Sedangkan bukti satu-satunya bahwa akidah itu benar adalah kemauan untuk menerapkan syariat yang bersumber dari akidah itu, baik sayariat yang mengatur hubungan manusia dengan Allah atau yang mengatur hubungan manusia dengan dirinya dan dengan sesamanya, bukan syariat yang bersumber dari akidah yang lain seperti akidah materialisme dan sekularisme. Ketika mereka menolak pormalisasi syariat Islam, ini adalah bukti atau dalil, atau setidaknya indikasi yang sangat jelas bahwa mereka itu tidak berakidah Islam [rukun iman yang enam], apalagi akidah ASWAJA yang sangat lengkap.
Jadi kitab-kitab rumusan ASWAJA yang mereka punyai hanyalah alat untuk menutup-nutupi akidah mereka yang sebenarnya [sekularisme atau materialisme], dan sebagai alat untuk melakukan penggembosan terhadap para pengemban dakwah dengan menuduhnya bukan golongan ASWAJA, karena tidak memiliki setumpuk rumusan akidah seperti mereka.
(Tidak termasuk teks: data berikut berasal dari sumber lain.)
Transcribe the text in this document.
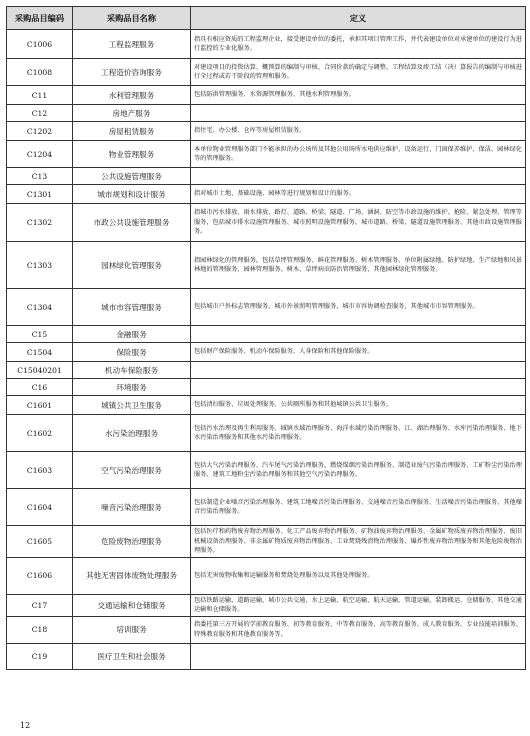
采购品目编码	采购品目名称	定义
C1006	工程监理服务	指具有相应资质的工程监理企业，接受建设单位的委托，承担其项目管理工作，并代表建设单位对承建单位的建设行为进行监控的专业化服务。
C1008	工程造价咨询服务	对建设项目的投资估算、概预算的编制与审核、合同价款的确定与调整、工程结算及竣工结（决）算报告的编制与审核进行全过程或若干阶段的管理和服务。
C11	水利管理服务	包括防洪管理服务、水资源管理服务、其他水利管理服务。
C12	房地产服务	
C1202	房屋租赁服务	指住宅、办公楼、仓库等房屋租赁服务。
C1204	物业管理服务	本单位物业管理服务部门不能承担的办公场所及其他公用场所水电供应维护、设备运行、门窗保养维护、保洁、园林绿化等的管理服务。
C13	公共设施管理服务	
C1301	城市规划和设计服务	指对城市土地、基础设施、园林等进行规划和设计的服务。
C1302	市政公共设施管理服务	指城市污水排放、雨水排放、路灯、道路、桥梁、隧道、广场、涵洞、防空等市政设施的维护、抢险、紧急处理、管理等服务，包括城市排水设施管理服务、城市照明设施管理服务、城市道路、桥梁、隧道设施管理服务、其他市政设施管理服务。
C1303	园林绿化管理服务	指园林绿化的管理服务，包括草坪管理服务、鲜花管理服务、树木管理服务、单位附属绿地、防护绿地、生产绿地和风景林地的管理服务、园林管理服务、树木、草坪病虫防治管理服务、其他园林绿化管理服务。
C1304	城市市容管理服务	包括城市户外标志管理服务、城市外景照明管理服务、城市市容协调检查服务、其他城市市容管理服务。
C15	金融服务	
C1504	保险服务	包括财产保险服务、机动车保险服务、人身保险和其他保险服务。
C15040201	机动车保险服务	
C16	环境服务	
C1601	城镇公共卫生服务	包括清扫服务、垃圾处理服务、公共厕所服务和其他城镇公共卫生服务。
C1602	水污染治理服务	包括污水治理及再生利用服务、城镇水域治理服务、海洋水域污染治理服务、江、湖治理服务、水库污染治理服务、地下水污染治理服务和其他水污染治理服务。
C1603	空气污染治理服务	包括大气污染治理服务、汽车尾气污染治理服务、燃烧煤烟污染治理服务、制造业废气污染治理服务、工矿粉尘污染治理服务、建筑工地粉尘污染治理服务和其他空气污染治理服务。
C1604	噪音污染治理服务	包括制造企业噪音污染治理服务、建筑工地噪音污染治理服务、交通噪音污染治理服务、生活噪音污染治理服务、其他噪音污染治理服务。
C1605	危险废物治理服务	包括医疗和药物废弃物治理服务、化工产品废弃物治理服务、矿物油废弃物治理服务、金属矿物质废弃物治理服务、废旧机械设备治理服务、非金属矿物质废弃物治理服务、工业焚烧残渣物治理服务、爆炸性废弃物治理服务和其他危险废物治理服务。
C1606	其他无害固体废物处理服务	包括无害废物收集和运输服务和焚烧处理服务以及其他处理服务。
C17	交通运输和仓储服务	包括铁路运输、道路运输、城市公共交通、水上运输、航空运输、航天运输、管道运输、装卸搬运、仓储服务、其他交通运输和仓储服务。
C18	培训服务	指委托第三方开展的学前教育服务、初等教育服务、中等教育服务、高等教育服务、成人教育服务、专业技能培训服务、特殊教育服务和其他教育服务等。
C19	医疗卫生和社会服务	
12
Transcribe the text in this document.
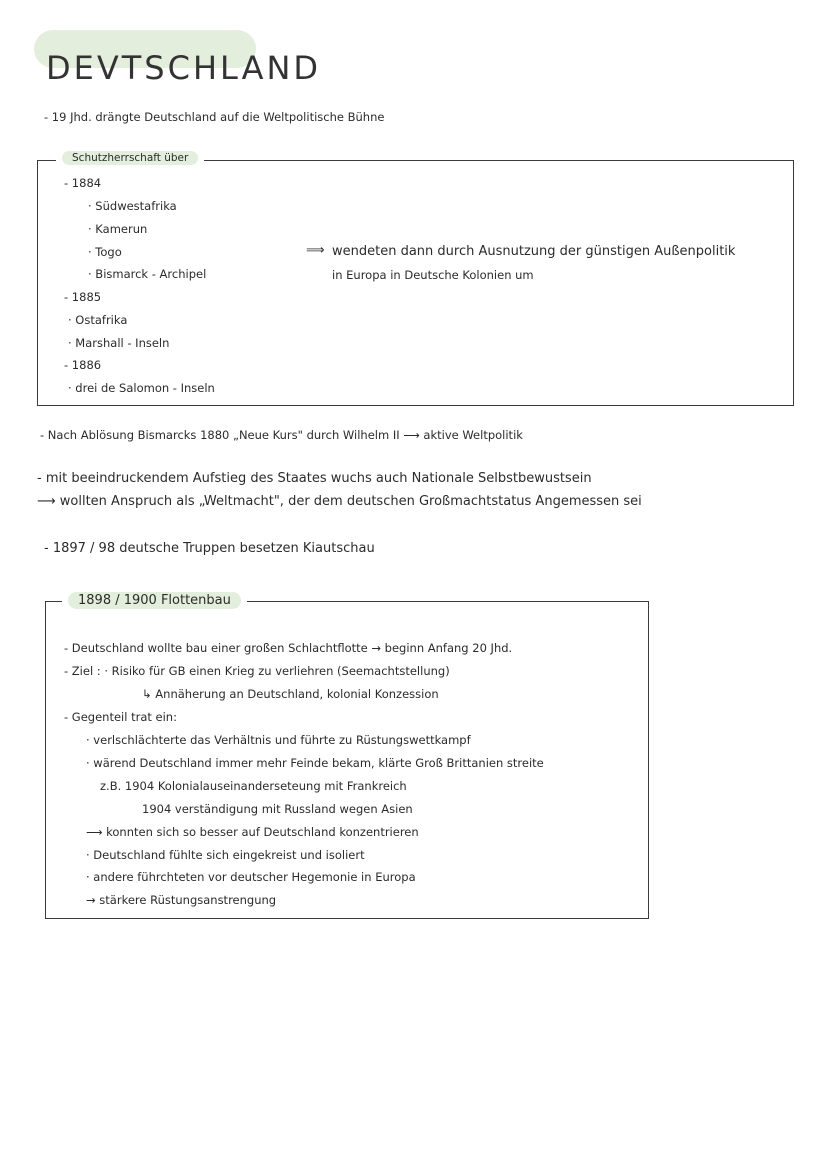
DEVTSCHLAND
- 19 Jhd. drängte Deutschland auf die Weltpolitische Bühne
Schutzherrschaft über
- 1884
· Südwestafrika
· Kamerun
· Togo
· Bismarck - Archipel
- 1885
· Ostafrika
· Marshall - Inseln
- 1886
· drei de Salomon - Inseln
⟹ wendeten dann durch Ausnutzung der günstigen Außenpolitik
in Europa in Deutsche Kolonien um
- Nach Ablösung Bismarcks 1880 „Neue Kurs" durch Wilhelm II ⟶ aktive Weltpolitik
- mit beeindruckendem Aufstieg des Staates wuchs auch Nationale Selbstbewustsein
⟶ wollten Anspruch als „Weltmacht", der dem deutschen Großmachtstatus Angemessen sei
- 1897 / 98 deutsche Truppen besetzen Kiautschau
1898 / 1900 Flottenbau
- Deutschland wollte bau einer großen Schlachtflotte → beginn Anfang 20 Jhd.
- Ziel : · Risiko für GB einen Krieg zu verliehren (Seemachtstellung)
↳ Annäherung an Deutschland, kolonial Konzession
- Gegenteil trat ein:
· verlschlächterte das Verhältnis und führte zu Rüstungswettkampf
· wärend Deutschland immer mehr Feinde bekam, klärte Groß Brittanien streite
z.B. 1904 Kolonialauseinanderseteung mit Frankreich
1904 verständigung mit Russland wegen Asien
⟶ konnten sich so besser auf Deutschland konzentrieren
· Deutschland fühlte sich eingekreist und isoliert
· andere führchteten vor deutscher Hegemonie in Europa
→ stärkere Rüstungsanstrengung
Dan sebagai bukti atas kebohongan klaim akidah mereka adalah firman Allah swt.: "Hai orang-orang yang beriman, masuklah kalian ke dalam [agama] Islam keseluruhan, dan janganlah kalian turut langkah-langkah syaitan. Sesungguhnya syaitan itu musuh yang nyata bagi kalian". QS.Al-Baqarah [2] : 208.
Kalau benar mereka berakidah ASWAJA, maka mereka harus berada digarda terdepan atau mendukung perjuangan pormalisasi syariat Islam secara kaffah dan meninggalkan akidah sekularisme serta seperangkat syariat yang memancar dari padanya, dengan demikian mereka telah mesuk kedalam agama Islam secara total dan telah meninggalkan [tidak mengikuti] langkah-langkah syaitan sebagai thaghut.